Rotwein statt Alkohol
Allerdings dürfen die gutartigen Wirkungen des Tannins nicht als Aufforderung zu einem möglichst hohen Rotweinkonsum missverstanden werden. So gut Wein für das Herz sein mag, so gefährlich kann der in ihm enthaltene Alkohol für Leber, Magen, Darm und das Nervensystem sein, wenn zu viel davon getrunken wird. Deshalb gilt das »Französische Paradoxon« nicht für Schnaps, Bier oder andere Alkoholika, sondern nur für Wein. Und auch nur dann, wenn Wein moderat getrunken wird. Moderater Weinkonsum bedeutet Genuss in Maßen. Anders ausgedrückt: Es gilt, die positiven Eigenschaften des Weins zu nutzen, ohne die negativen zur Wirkung kommen zu lassen.
Tägliche Weinmenge
Allerdings herrscht unter Fachleuten nicht immer Einigkeit darüber, was »moderat« bedeutet. Eine Flasche eines einfachen und eine halbe Flasche eines gehobenen (alkoholreicheren) Weins – das galt unter Landarbeitern früher als eine allgemein zuträgliche Dosis. Allerdings war der einfache Wein so dünn, dass er nach den heutigen Gesetzen gar nicht in den Verkehr gebracht werden dürfte.

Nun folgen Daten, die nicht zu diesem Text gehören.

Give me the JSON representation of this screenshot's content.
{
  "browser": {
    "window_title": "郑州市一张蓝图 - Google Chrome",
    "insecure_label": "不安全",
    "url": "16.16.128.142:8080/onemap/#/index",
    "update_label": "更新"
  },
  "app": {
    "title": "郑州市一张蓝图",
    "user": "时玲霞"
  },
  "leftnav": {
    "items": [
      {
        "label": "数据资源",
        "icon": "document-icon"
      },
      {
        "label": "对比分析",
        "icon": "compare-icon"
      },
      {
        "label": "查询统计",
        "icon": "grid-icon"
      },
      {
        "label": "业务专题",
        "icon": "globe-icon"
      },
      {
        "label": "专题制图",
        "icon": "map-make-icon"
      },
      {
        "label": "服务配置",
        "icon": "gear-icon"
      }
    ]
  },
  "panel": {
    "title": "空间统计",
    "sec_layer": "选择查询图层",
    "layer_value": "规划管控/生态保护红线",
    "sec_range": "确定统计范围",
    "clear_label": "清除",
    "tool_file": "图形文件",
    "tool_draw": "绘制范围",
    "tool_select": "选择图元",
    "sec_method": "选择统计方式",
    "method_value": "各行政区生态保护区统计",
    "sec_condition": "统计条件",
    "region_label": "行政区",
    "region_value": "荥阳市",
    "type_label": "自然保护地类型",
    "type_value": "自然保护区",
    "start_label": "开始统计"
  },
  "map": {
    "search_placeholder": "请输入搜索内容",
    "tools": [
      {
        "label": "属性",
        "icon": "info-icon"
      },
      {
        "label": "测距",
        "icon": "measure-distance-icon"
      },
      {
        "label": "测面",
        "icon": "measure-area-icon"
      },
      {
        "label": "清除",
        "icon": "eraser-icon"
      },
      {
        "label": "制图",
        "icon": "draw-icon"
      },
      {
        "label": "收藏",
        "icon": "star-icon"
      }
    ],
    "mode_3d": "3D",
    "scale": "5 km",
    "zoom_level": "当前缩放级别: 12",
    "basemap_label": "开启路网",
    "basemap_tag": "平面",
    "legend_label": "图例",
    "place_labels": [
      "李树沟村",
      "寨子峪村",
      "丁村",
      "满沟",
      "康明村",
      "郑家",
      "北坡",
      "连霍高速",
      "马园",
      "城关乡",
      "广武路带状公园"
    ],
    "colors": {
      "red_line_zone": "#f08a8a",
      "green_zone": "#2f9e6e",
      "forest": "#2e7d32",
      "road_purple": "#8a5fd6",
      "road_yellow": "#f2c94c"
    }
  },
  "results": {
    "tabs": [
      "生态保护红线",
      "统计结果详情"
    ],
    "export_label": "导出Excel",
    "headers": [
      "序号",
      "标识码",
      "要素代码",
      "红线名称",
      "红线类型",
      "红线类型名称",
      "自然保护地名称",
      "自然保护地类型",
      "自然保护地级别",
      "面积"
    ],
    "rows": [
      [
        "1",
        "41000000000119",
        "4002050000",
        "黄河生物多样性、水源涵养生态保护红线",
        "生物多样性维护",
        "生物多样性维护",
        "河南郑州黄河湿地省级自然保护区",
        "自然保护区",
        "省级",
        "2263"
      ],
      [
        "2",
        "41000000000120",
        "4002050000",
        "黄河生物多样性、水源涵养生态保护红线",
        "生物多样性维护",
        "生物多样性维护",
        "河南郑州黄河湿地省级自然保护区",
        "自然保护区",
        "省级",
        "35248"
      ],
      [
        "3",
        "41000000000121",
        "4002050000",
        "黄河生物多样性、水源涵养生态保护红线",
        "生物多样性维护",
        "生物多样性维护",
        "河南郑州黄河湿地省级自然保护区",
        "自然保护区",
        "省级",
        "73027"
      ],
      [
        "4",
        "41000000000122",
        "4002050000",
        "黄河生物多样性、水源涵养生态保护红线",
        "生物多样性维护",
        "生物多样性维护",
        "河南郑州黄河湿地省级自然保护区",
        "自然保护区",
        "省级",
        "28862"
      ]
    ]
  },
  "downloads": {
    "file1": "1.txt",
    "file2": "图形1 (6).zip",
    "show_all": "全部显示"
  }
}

Oft wurde er auch mit Wasser verdünnt. Heute werden von den Ärzten ein bis zwei Gläser (à 0,1 Liter) für Frauen und knapp 3 Gläser Wein pro Tag für Männer als unbedenklich befunden. Diese Empfehlungen sind von dem Bemühen getragen, jedes Risiko auszuschließen. Würden die Konsumenten die Ärzte beim Wort nehmen, könnten zwei Personen im Restaurant nie eine Flasche Wein bestellen – es sei denn, sie lassen ein Viertel des Inhalts zurück. Die Erfahrung zeigt jedoch, dass gesunde, nicht untergewichtige, diabetesfreie Menschen zu zweit eine Flasche leeren können, ohne Schaden an ihrer Leber zu nehmen – und dies regelmäßig. Der Alkoholgehalt des Weins sollte jedoch beachtet werden. Ein leicht restsüßer deutscher Riesling hat 9 Vol.% Alkohol. Ein schwerer kalifornischer Chardonnay oder ein italienischer Barolo weisen dagegen 14 Vol.% auf – über 50 Prozent mehr. Für Menschen, die nicht körperlich arbeiten und sich wenig bewegen, kann das bereits zu viel sein.